Patient Evaluation of Modified Golden Angle Spiral Real-time Phase Contrast MRI on a 0.55 T System (RF_TH_233)

Low field cardiovascular magnetic resonance (CMR) has gained renewed interest due to its inherent cost-effectiveness and recent advances in pulse sequences and image reconstruction methods [1]. Flow assessment by free breathing real-time phase contrast MR (RT-PCMR) eliminates the need for respiratory control and electrocardiogram (ECG) gating required by conventional breath-held (BH) PCMR. This is particularly advantageous for patients with underlying respiratory conditions and cardiac rhythm abnormalities. We previously demonstrated the feasibility of a spiral 2D RT-PCMR research prototype sequence on a wide-bore 0.55 T clinical MR system in normal volunteers [2]. This abstract evaluates the technique’s use in patients with cardiovascular disease indications, to facilitate RT-PCMR access for obese and claustrophobic patients who may struggle with breath holding and be better accommodated by an 80 cm bore.

Methods: 16 patients (mean age= 44.8±17.1 years, 10 females, BMI = 33.5±13.1 kg/m²) were imaged on a commercial 80 cm bore 0.55T system with 26 mT/m gradient amplitude and 45 T/m/s slew rate (MAGNETOM Free.Max, Siemens Healthineers). Seven of the patients were recruited as research subjects while the other nine were referred for clinical CMR on the wide-bore low field scanner because of body habitus and/or claustrophobia (Obesity Class I, n=3; Class II, n=1; and Class III, n=4). The indications for CMR varied and included evaluations for arrhythmias, valvular disorders, intracardiac shunting, and routine surveillance. PCMR images were acquired perpendicular to the ascending aorta and main pulmonary artery (MPA). Peak velocity, peak flow, and net flow were averaged for all complete heart beats available from a four second free-breathing RT-PCMR acquisition, implemented with a modified golden-angle spiral trajectory [2] and employing inline SENSE based compressed sensing image reconstruction, using the prototype Siemens framework for image reconstruction environments (FIRE) [3].  These flow parameters were compared to the reference results from a corresponding BH segmented GRAPPA accelerated (r=2) PCMR acquisition.

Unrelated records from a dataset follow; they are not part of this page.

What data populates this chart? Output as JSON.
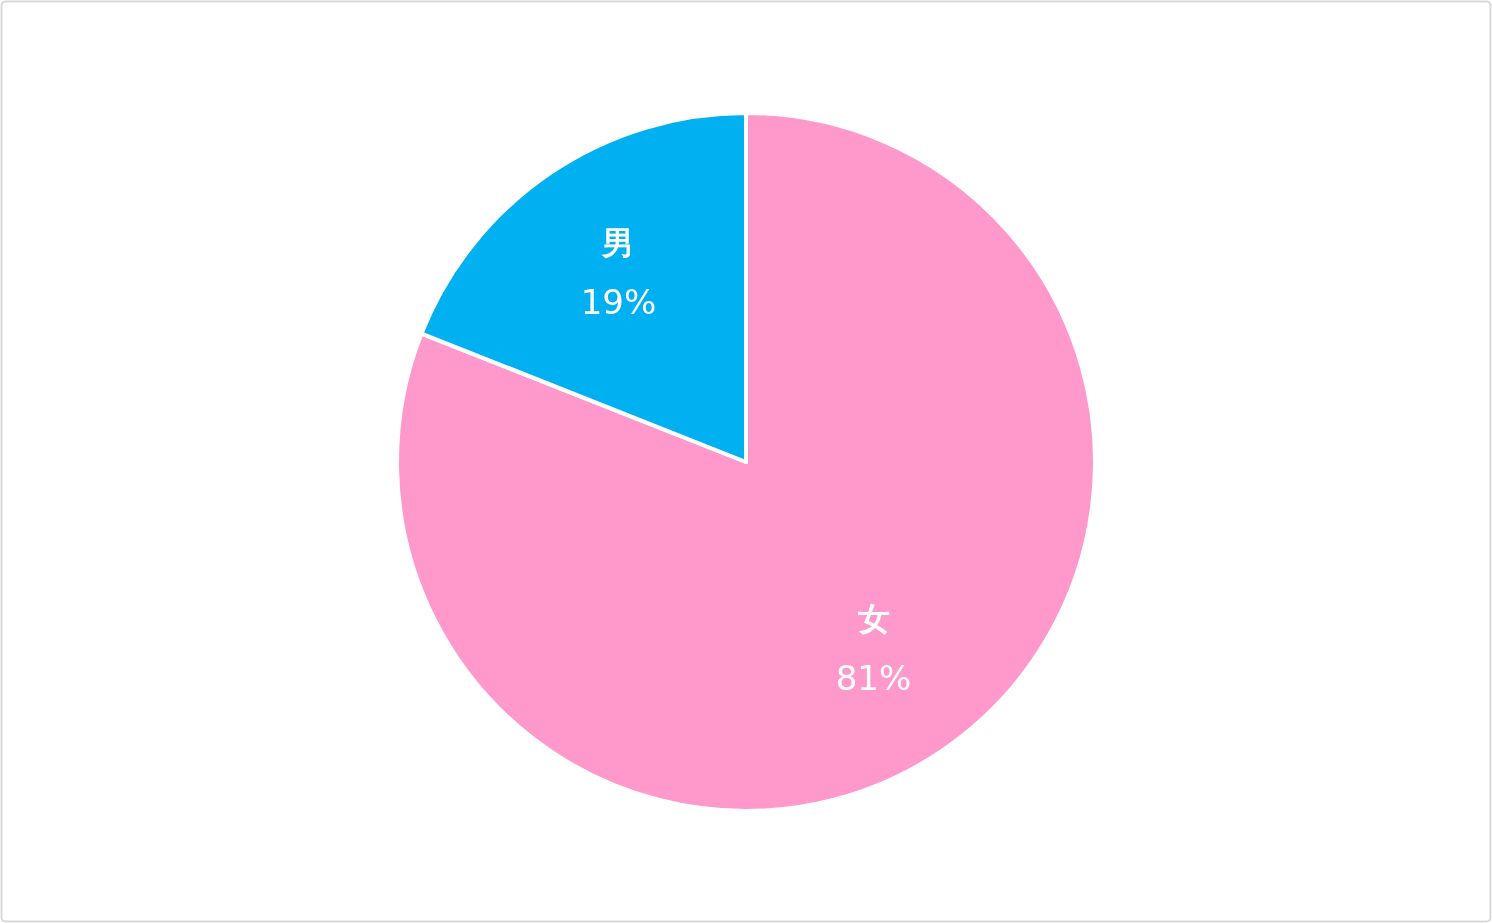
{
  "chart_data": {
    "type": "pie",
    "categories": [
      "女",
      "男"
    ],
    "values": [
      81,
      19
    ],
    "value_labels": [
      "81%",
      "19%"
    ],
    "colors": [
      "#ff99cc",
      "#00b0f0"
    ]
  }
}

The spatio-temporal resolution of the two sequences were 2.3.x.2.3x8 mm/44 ms and 1.7x2x8 mm/53 ms respectively.

Results:

Figure 1 shows PCMR images and flow profile from a Class III obese patient. Overall, there was good agreement between RT and BH-PCMR for net flow (p >0.05), but RT-PCMR slightly underestimated peak velocity and peak flow (p< 0.05) (Figure 2). Figure 3 shows beat-to-beat flow variability characterized by RT-PCMR in a patient with atrial fibrillation and hence excluded from quantitative comparison.

Conclusion: Our proposed RT-PCMR technique is feasible on a 0.55 T MR system. Its successful application in obese and claustrophobic individuals, as well as its ability to characterize beat-to-beat variability in arrhythmia, is particularly promising and underscores the potential of this approach across various clinical settings.